IP Mobility


Photo: Orlando Copeland

For many businesses, switching from a traditional, analog PBX phone system to a Voice over Internet Protocol system offers a way to more effectively manage a formerly standalone system through centralized, server-based IT resources. But companies that have taken the steps to converge and IP-ize (so to speak) their networks are seeing something more. They’ve found that they’ve achieved a unified communications infrastructure, one that lets staff stay connected wherever the employee happens to be that day — or that minute.

Take Chicago-based fresh produce supplier Anthony Marano. Staffers don’t spend their entire day at their desks. Sometimes they’re in the office, but often they’re eyeballing produce in the company’s 400,000-square-foot warehouse or visiting customers. But that shouldn’t mean that they’ll miss a customer call or order. The company’s IP-based system connects to employee cell phones over a Wi-Fi LAN or via the company’s VPN to eliminate phone tag. So whether an employee is roaming the warehouse, on the road or actually at his desk, one phone number follows him everywhere.

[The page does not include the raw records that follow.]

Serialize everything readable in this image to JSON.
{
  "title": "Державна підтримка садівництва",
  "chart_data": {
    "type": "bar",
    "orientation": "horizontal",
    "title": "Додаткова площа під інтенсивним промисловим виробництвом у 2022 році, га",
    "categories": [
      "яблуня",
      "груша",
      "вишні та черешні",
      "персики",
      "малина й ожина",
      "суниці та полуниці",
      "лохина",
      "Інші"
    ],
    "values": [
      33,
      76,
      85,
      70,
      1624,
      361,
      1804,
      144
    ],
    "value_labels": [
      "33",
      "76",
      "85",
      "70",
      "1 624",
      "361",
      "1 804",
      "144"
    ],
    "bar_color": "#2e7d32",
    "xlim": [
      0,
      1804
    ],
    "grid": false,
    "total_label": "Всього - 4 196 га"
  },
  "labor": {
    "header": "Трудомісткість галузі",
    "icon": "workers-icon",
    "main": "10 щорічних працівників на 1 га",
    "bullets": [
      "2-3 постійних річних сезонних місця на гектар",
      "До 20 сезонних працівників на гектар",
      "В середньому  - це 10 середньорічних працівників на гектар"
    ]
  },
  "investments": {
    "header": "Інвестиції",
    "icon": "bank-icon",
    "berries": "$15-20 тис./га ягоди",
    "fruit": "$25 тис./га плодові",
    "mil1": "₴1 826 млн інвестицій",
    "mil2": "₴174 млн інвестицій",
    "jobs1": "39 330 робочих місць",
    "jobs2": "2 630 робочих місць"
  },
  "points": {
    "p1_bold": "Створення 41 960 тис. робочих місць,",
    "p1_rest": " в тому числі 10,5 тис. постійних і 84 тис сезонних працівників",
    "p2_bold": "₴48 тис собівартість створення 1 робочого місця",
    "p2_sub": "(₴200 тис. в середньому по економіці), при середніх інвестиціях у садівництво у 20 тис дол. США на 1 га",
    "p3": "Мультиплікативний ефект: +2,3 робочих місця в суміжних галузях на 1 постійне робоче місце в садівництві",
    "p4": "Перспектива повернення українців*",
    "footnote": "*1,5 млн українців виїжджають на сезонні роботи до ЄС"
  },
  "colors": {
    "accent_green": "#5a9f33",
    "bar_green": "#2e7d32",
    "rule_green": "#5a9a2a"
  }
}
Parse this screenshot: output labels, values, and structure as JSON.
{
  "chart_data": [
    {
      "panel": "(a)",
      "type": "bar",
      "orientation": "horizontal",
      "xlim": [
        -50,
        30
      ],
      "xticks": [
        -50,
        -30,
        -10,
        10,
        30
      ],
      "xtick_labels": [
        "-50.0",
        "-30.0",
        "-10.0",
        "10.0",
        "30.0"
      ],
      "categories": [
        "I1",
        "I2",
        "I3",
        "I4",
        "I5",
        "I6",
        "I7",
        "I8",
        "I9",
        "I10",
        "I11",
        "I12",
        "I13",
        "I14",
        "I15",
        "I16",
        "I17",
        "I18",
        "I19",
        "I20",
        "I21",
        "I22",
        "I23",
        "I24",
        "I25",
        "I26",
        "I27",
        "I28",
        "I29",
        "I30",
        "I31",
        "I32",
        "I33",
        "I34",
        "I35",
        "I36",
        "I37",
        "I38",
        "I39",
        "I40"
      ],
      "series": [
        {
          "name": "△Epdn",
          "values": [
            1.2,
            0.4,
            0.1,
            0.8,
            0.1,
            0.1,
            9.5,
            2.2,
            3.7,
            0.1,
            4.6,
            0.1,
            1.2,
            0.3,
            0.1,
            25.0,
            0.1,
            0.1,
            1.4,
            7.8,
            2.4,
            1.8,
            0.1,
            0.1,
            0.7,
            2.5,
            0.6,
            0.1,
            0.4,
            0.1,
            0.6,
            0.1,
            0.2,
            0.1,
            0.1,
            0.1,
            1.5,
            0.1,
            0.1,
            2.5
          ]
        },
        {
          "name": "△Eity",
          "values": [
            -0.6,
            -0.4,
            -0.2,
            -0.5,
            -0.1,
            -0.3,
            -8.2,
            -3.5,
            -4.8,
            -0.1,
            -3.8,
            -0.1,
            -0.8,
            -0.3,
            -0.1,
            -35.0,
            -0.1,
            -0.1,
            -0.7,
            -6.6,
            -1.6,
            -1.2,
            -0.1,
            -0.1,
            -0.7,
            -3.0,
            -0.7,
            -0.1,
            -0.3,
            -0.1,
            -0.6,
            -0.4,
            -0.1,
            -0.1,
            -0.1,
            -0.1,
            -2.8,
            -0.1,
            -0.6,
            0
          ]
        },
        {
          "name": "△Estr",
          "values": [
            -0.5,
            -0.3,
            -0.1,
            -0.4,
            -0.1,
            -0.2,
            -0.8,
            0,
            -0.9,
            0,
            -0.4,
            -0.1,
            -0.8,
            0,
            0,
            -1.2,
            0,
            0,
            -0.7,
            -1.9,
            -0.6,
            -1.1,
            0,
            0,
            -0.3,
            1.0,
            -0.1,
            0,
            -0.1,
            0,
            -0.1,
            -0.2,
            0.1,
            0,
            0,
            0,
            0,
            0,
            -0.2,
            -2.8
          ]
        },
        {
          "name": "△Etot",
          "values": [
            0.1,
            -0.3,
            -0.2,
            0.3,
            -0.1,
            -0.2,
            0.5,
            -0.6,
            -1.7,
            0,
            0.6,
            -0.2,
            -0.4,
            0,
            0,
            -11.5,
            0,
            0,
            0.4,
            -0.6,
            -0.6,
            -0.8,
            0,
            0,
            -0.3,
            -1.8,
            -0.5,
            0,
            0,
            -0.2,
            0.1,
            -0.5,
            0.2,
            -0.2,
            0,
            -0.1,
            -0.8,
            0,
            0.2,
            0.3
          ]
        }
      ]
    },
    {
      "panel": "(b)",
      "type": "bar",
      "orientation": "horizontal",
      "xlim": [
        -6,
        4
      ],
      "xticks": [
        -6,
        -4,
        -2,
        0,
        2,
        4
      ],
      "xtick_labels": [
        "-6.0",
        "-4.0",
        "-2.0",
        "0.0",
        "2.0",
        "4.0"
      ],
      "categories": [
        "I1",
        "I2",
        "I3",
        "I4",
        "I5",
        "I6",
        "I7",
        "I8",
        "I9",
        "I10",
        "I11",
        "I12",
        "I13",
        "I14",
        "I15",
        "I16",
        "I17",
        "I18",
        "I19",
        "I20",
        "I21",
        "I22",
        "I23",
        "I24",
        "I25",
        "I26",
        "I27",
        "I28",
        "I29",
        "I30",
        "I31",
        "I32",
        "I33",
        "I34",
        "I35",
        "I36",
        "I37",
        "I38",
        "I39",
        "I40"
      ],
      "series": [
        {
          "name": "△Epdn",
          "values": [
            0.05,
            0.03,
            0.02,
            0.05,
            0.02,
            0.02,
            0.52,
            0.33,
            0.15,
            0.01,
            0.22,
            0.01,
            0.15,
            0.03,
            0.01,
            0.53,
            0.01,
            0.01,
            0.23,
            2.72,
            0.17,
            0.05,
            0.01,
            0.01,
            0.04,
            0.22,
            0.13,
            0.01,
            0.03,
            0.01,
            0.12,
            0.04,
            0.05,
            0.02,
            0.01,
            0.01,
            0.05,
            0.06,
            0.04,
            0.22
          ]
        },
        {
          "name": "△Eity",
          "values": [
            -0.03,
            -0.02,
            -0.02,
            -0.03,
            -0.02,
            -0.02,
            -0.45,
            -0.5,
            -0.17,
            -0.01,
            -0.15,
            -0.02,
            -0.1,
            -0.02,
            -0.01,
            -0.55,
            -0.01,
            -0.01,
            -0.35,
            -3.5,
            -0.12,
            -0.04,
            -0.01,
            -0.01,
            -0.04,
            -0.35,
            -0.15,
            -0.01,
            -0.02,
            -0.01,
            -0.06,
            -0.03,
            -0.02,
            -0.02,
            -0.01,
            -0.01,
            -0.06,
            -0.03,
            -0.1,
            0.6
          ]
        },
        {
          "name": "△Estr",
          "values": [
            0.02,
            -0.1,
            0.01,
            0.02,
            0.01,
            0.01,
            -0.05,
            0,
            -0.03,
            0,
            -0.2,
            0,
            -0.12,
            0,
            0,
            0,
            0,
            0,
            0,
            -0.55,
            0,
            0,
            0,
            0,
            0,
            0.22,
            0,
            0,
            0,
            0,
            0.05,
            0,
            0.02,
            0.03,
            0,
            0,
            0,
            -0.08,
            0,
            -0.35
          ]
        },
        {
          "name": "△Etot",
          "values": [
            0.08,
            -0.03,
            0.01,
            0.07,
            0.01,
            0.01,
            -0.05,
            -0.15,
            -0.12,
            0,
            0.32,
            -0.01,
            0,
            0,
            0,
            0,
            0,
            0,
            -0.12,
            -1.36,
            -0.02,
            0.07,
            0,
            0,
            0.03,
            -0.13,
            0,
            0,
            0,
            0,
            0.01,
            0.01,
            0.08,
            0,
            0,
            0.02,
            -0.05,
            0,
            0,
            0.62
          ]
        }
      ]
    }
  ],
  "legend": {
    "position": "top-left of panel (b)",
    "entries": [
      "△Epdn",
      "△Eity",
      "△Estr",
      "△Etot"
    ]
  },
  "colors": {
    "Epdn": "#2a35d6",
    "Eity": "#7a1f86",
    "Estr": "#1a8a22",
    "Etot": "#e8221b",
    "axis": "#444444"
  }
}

“There is a lot of business value in having happier, less frustrated customers,” says Chris Nowak, CTO at Anthony Marano. “And there is a lot of value in providing employees with a single device that they can use exactly the same way wherever they are.”

For more on their comprehensive communication overhaul, turn to “VoIP Goes Mobile.".

In “I’ll Be Seeing You,” BizTech takes a look at how two companies use VoIP to support videoconferencing. At California-based Ellison Technologies, a videoconferencing system helps the machine tool distributor cut travel costs without losing human contact with suppliers and customers. At St. Louis law firm Greensfelder, Hemker & Gale, videoconferencing over VoIP lets attorneys in offices about 20 miles apart conduct face-to-face meetings without jumping in their cars to travel to the other office.

“To the moon, Alice, to the moon!”

Finally, do read our feature on Pharmasset. This biotech startup is developing a new series of drugs to treat HIV and the Hepatitis B and C viruses. The Hepatitis B drug the company is developing has the potential to become one of the more potent therapies to combat the virus.

To run molecular simulations aimed at finding new chemical compounds that stop viruses from replicating in the human body, Pharmasset turned to high-powered blade servers. “We take samples of 250,000 molecules and screen them against biological targets, and that screening process will result in quite a large amount of data — greater than 1 million data points,” says Michael Sofia, Pharmasset’s vice president of chemistry.

The blade servers and modeling software help the company find the right combination of compounds to inhibit viruses from replication, otherwise known as computational chemistry. Without the blades, they’d have to do all the testing by hand in labs. The small blade form factor, and the fact that they utilize quad-core, quad-processor systems, helped Pharmasset fit the blade servers into a small server room in Pharmasset’s Princeton, N.J., office, without having to invest in more data center space.

“It’s the same types of things you can do in a lab with chemists trying out different combinations of molecules. But they are simulating it instead,” says Jim Anuth, Pharmasset’s IT director. “You can go out and build a plane and mock something up in a hangar, or you can sit in front of a computer and try different things and see how it flies virtually.”

Don’t think that a server makes that much difference to a startup’s success? Anuth and his team named their four blades Ralph, Alice, Ed and Trixie — the four characters in the 1950s TV sitcom The Honeymooners. Ralph, the server, takes the jobs and distributes the work to the other three servers. “They are rock-solid steady machines,” Anuth says. For more, turn to “The DNA of Computing.”